Thursday, March 29, 2012

Migrated WordGap from Python to Go 1

WordGap, an anagram search tool running on Google AppEngine, was originally written in Python. I recently rewrote it in Go 1 and added support for the SOWPODS word list. In terms of number of lines, the code size is roughly the same as the Python version, but the run-time performance has gained a considerable boost: the average latency of anagramming requests has dropped from ~500ms to ~30ms! Go has strongly exceeded my expectation and is now my language of choice for AppEngine app development.

Sunday, March 18, 2012

Initializing large arrays in Go for AppEngine

Go supports composite literals to construct arrays, slices, or maps. A list of strings, for example, may be created as follows:
words := []string{"AA", "AAH", "AAHED"}
This is convenient and works really well for small lists. If you try to initialize an array with hundreds of thousands of elements, though, Go compilation will significantly slow down even if the entire list can comfortably fit into the memory. Worse yet, you won't be able to deploy your app to AppEngine. A typical error message looks like this:
Error 422: --- begin server output ---
Compile failed:
2012/03/18 00:00:00 go-app-builder: Failed building app: failed running 6g: signal 9
--- end server output ---
Rolling back the update.
Error 422: --- begin server output ---
The solution is to construct large data structures at run-time by parsing data encoded in external files.
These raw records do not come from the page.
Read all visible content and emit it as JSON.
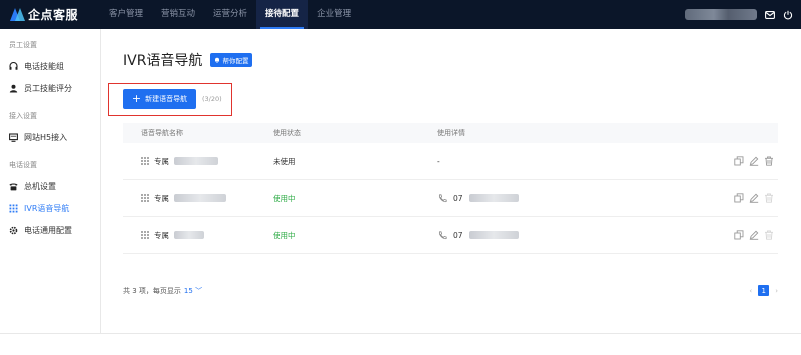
{
  "brand": {
    "name": "企点客服"
  },
  "nav": {
    "items": [
      {
        "label": "客户管理",
        "active": false
      },
      {
        "label": "营销互动",
        "active": false
      },
      {
        "label": "运营分析",
        "active": false
      },
      {
        "label": "接待配置",
        "active": true
      },
      {
        "label": "企业管理",
        "active": false
      }
    ]
  },
  "topbar": {
    "icons": [
      "mail-icon",
      "logout-icon"
    ]
  },
  "sidebar": {
    "groups": [
      {
        "title": "员工设置",
        "items": [
          {
            "label": "电话技能组",
            "icon": "headset-icon"
          },
          {
            "label": "员工技能评分",
            "icon": "users-icon"
          }
        ]
      },
      {
        "title": "接入设置",
        "items": [
          {
            "label": "网站H5接入",
            "icon": "monitor-icon"
          }
        ]
      },
      {
        "title": "电话设置",
        "items": [
          {
            "label": "总机设置",
            "icon": "telephone-icon"
          },
          {
            "label": "IVR语音导航",
            "icon": "grid-icon",
            "active": true
          },
          {
            "label": "电话通用配置",
            "icon": "gear-icon"
          }
        ]
      }
    ]
  },
  "page": {
    "title": "IVR语音导航",
    "help_label": "帮你配置",
    "new_button_label": "新建语音导航",
    "quota": "(3/20)"
  },
  "table": {
    "headers": [
      "语音导航名称",
      "使用状态",
      "使用详情"
    ],
    "rows": [
      {
        "name_prefix": "专属",
        "status": "未使用",
        "status_type": "unused",
        "detail_prefix": "-",
        "has_phone": false
      },
      {
        "name_prefix": "专属",
        "status": "使用中",
        "status_type": "used",
        "detail_prefix": "07",
        "has_phone": true
      },
      {
        "name_prefix": "专属",
        "status": "使用中",
        "status_type": "used",
        "detail_prefix": "07",
        "has_phone": true
      }
    ]
  },
  "footer": {
    "total_text": "共 3 项，每页显示",
    "page_size": "15",
    "current_page": "1"
  },
  "colors": {
    "primary": "#1f6ff0",
    "topbar": "#0b1629",
    "used": "#2dab45",
    "highlight": "#e0342e"
  }
}
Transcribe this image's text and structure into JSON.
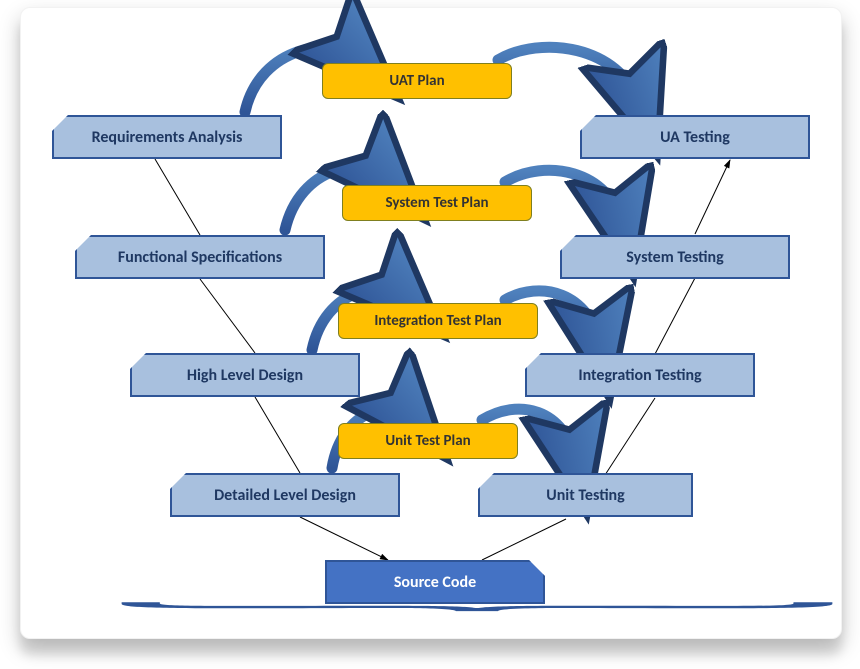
{
  "diagram": {
    "leftStages": [
      {
        "label": "Requirements Analysis"
      },
      {
        "label": "Functional Specifications"
      },
      {
        "label": "High Level Design"
      },
      {
        "label": "Detailed Level Design"
      }
    ],
    "rightStages": [
      {
        "label": "UA Testing"
      },
      {
        "label": "System Testing"
      },
      {
        "label": "Integration Testing"
      },
      {
        "label": "Unit Testing"
      }
    ],
    "plans": [
      {
        "label": "UAT Plan"
      },
      {
        "label": "System Test Plan"
      },
      {
        "label": "Integration Test Plan"
      },
      {
        "label": "Unit Test Plan"
      }
    ],
    "source": {
      "label": "Source  Code"
    }
  },
  "colors": {
    "stageFill": "#a8c0de",
    "stageBorder": "#2f5597",
    "planFill": "#ffc000",
    "sourceFill": "#4472c4",
    "arrow": "#2f5597"
  }
}
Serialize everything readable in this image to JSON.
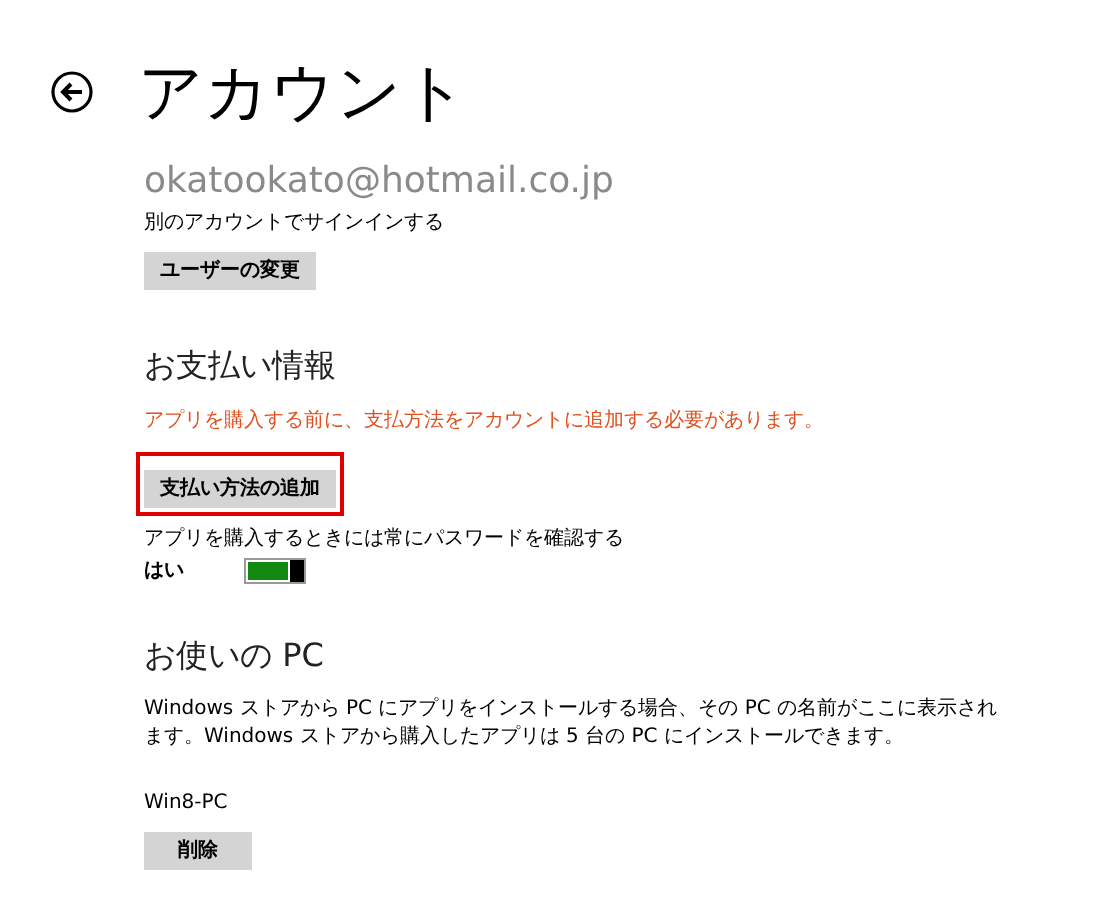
{
  "page": {
    "title": "アカウント"
  },
  "account": {
    "email": "okatookato@hotmail.co.jp",
    "hint": "別のアカウントでサインインする",
    "button": "ユーザーの変更"
  },
  "payment": {
    "heading": "お支払い情報",
    "warning": "アプリを購入する前に、支払方法をアカウントに追加する必要があります。",
    "button": {
      "label": "支払い方法の追加",
      "highlighted": true
    },
    "password_label": "アプリを購入するときには常にパスワードを確認する",
    "toggle": {
      "label": "はい",
      "on": true
    }
  },
  "pcs": {
    "heading": "お使いの PC",
    "description": "Windows ストアから PC にアプリをインストールする場合、その PC の名前がここに表示されます。Windows ストアから購入したアプリは 5 台の PC にインストールできます。",
    "items": [
      {
        "name": "Win8-PC",
        "button": "削除"
      }
    ]
  }
}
For example, store a long list of words in a text file, one word per line; during initialization, convert them into a string slice:
import (
  "io/ioutil"
  "strings"
)

func loadStringList(filename string) []string {
  content, err := ioutil.ReadFile(filename)
  if err != nil {
    panic(err)
  }
  return strings.Split(string(content), "\n")
}

func init() {
  words := loadStringList("words.txt")
  ...
}
For more complicated data structures, you may want to use the gob package to do efficient deserialization.